Ranchi, Sept. 9: Johar Jharkhand is increasingly becoming an overstatement for this 12-year-old tribal hinterland.
A three-year report card prepared by the Comptroller and Auditor General (CAG) taking Hazaribagh district as a test case has revealed a deplorable pace of socio-economic development at the grassroots level.
The 40-page report — which has examined the performance of a host of schemes and proposals, from police modernisation plans, road projects, the national rural job scheme to the Sarva Shiksha Abhiyan and health campaigns between 2008 and 2011 — was tabled in the state Assembly on Friday.

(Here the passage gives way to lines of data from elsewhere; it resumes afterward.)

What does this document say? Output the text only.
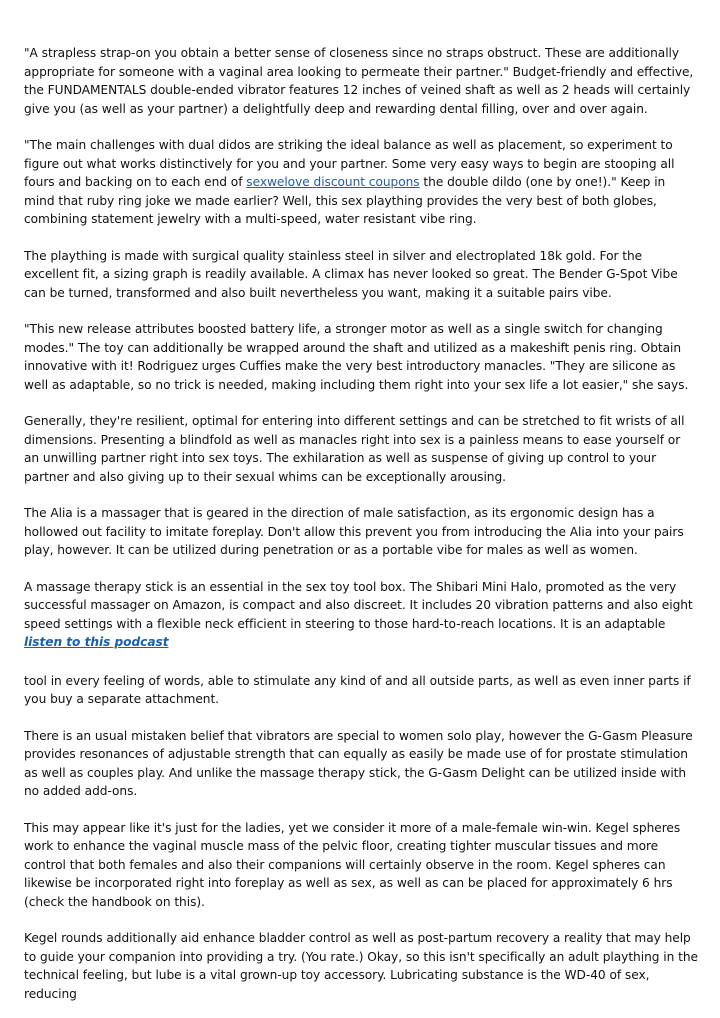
"A strapless strap-on you obtain a better sense of closeness since no straps obstruct. These are additionally appropriate for someone with a vaginal area looking to permeate their partner." Budget-friendly and effective, the FUNDAMENTALS double-ended vibrator features 12 inches of veined shaft as well as 2 heads will certainly give you (as well as your partner) a delightfully deep and rewarding dental filling, over and over again.

"The main challenges with dual didos are striking the ideal balance as well as placement, so experiment to figure out what works distinctively for you and your partner. Some very easy ways to begin are stooping all fours and backing on to each end of sexwelove discount coupons the double dildo (one by one!)." Keep in mind that ruby ring joke we made earlier? Well, this sex plaything provides the very best of both globes, combining statement jewelry with a multi-speed, water resistant vibe ring.

The plaything is made with surgical quality stainless steel in silver and electroplated 18k gold. For the excellent fit, a sizing graph is readily available. A climax has never looked so great. The Bender G-Spot Vibe can be turned, transformed and also built nevertheless you want, making it a suitable pairs vibe.

"This new release attributes boosted battery life, a stronger motor as well as a single switch for changing modes." The toy can additionally be wrapped around the shaft and utilized as a makeshift penis ring. Obtain innovative with it! Rodriguez urges Cuffies make the very best introductory manacles. "They are silicone as well as adaptable, so no trick is needed, making including them right into your sex life a lot easier," she says.

Generally, they're resilient, optimal for entering into different settings and can be stretched to fit wrists of all dimensions. Presenting a blindfold as well as manacles right into sex is a painless means to ease yourself or an unwilling partner right into sex toys. The exhilaration as well as suspense of giving up control to your partner and also giving up to their sexual whims can be exceptionally arousing.

The Alia is a massager that is geared in the direction of male satisfaction, as its ergonomic design has a hollowed out facility to imitate foreplay. Don't allow this prevent you from introducing the Alia into your pairs play, however. It can be utilized during penetration or as a portable vibe for males as well as women.

A massage therapy stick is an essential in the sex toy tool box. The Shibari Mini Halo, promoted as the very successful massager on Amazon, is compact and also discreet. It includes 20 vibration patterns and also eight speed settings with a flexible neck efficient in steering to those hard-to-reach locations. It is an adaptable listen to this podcast

tool in every feeling of words, able to stimulate any kind of and all outside parts, as well as even inner parts if you buy a separate attachment.

There is an usual mistaken belief that vibrators are special to women solo play, however the G-Gasm Pleasure provides resonances of adjustable strength that can equally as easily be made use of for prostate stimulation as well as couples play. And unlike the massage therapy stick, the G-Gasm Delight can be utilized inside with no added add-ons.

This may appear like it's just for the ladies, yet we consider it more of a male-female win-win. Kegel spheres work to enhance the vaginal muscle mass of the pelvic floor, creating tighter muscular tissues and more control that both females and also their companions will certainly observe in the room. Kegel spheres can likewise be incorporated right into foreplay as well as sex, as well as can be placed for approximately 6 hrs (check the handbook on this).

Kegel rounds additionally aid enhance bladder control as well as post-partum recovery a reality that may help to guide your companion into providing a try. (You rate.) Okay, so this isn't specifically an adult plaything in the technical feeling, but lube is a vital grown-up toy accessory. Lubricating substance is the WD-40 of sex, reducing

“The implementation of various schemes has suffered because of insufficient manpower, infrastructure bottlenecks, inadequate money management and ineffective monitoring,” the public funds monitor has said.
Former principal accountant-general Benjamin Lakra pointed out that though the report focussed on Hazaribagh, the scenario was arguably no better in other districts. “It is not possible for CAG to conduct such reviews in all the 24 districts,” he added.
According to the CAG report, Rs 142.39 crore out of Rs 887.72 crore, which flowed into the district in the past three years, had remained unutilised because the administration could not find sites for development projects and finalise tenders on time. In some cases, funds were made available by the government at the fag end of the financial year.
The report has found that basic medical services such blood storage, obstetrics care and X-ray, ultrasound and electro-cardiogram facilities were not available at community health centres.
It detected just 36,261 (36 per cent) institutional deliveries against 1,00,632 pregnant women registered. Again, only 57,243 pregnant women received all three antenatal check-ups under Janani Suraksha Yojana.
These glaring lapses despite Rs 29 crore being sanctioned to the district for improving healthcare.
The report has also revealed that out of 1,826 anganwadi centres, 1,584 had no toilets and 377 had no drinking water facilities.
The public funds monitor has further punctured the government’s claim on adequate infrastructure for police forces in their fight against rebels.
Only two police stations and three barracks were added in 2008-11 against the requirement of five police stations and 50 barracks. There is 16 to 61 per cent shortage of main strike weapons like 5.56 Insas rifles, AK 47 and 9mm pistols, while the crunch was nine to 100 per cent in case of area weapons like light-machine guns, mortars and hand grenades.
The forces are also grappling with manpower crunch — 16 to 50 per cent dearth in officers’ cadre and 25 to 100 per cent shortage in constabulary cadre. “Inadequate manpower has affected investigation of cases. Out of 4,286 cases reported, 1,243 were pending for investigations till September 2011,” the report has pointed out.
The job and education scenarios are no less bleak.
A whopping 96 to 99 per cent households did not receive the promised 100-day employment under MGNREGS, while the total number of out-of-school children has increased from 9,935 in 2008 to 15,658 in 2011, despite Rs 225.19 crore being pumped in for education.
Hazaribagh has also made mockery of the Right to Education Act, which says that every school must have toilets, safe drinking water, electricity, ramp and kitchen sheds.
“Against a requirement of 1,605 common toilets, 1,515 girls’ toilets and electrification of 1,494 schools, only 230 common and 255 girls’ toilets and electrification of 10 schools were completed,” the report said. On the other hand, the plan for kitchen shed and ramps in primary schools were not added at all.
The district has also failed miserably to implement schemes to make drinking water safe. A laboratory set up in 2006 to test available water has remained non-functional for want of a chemist and an assistant.
A central campaign, aimed to provide sanitation in rural areas by giving every person access to toilets by 2012, has come a cropper too. The shortfall was alarming in case of families above the poverty line (APL) and in construction of community sanitary complexes, the report said.
Deputy commissioner Manish Ranjan, who joined Hazaribagh in December 2011, refused to comment on the tell-tale CAG findings, saying he was yet to go through the report.
The Assembly’s public accounts committee (PAC) has, meanwhile, convened a meeting on September 28 to discuss the report.
Hazaribagh MLA Saurabh Narayan Singh, who also happens to be the chairman of PAC, said he had asked the district administration to respond to the audit findings. “I have scheduled a meeting in this regard. It won’t be appropriate to comment on the report before that,” he added.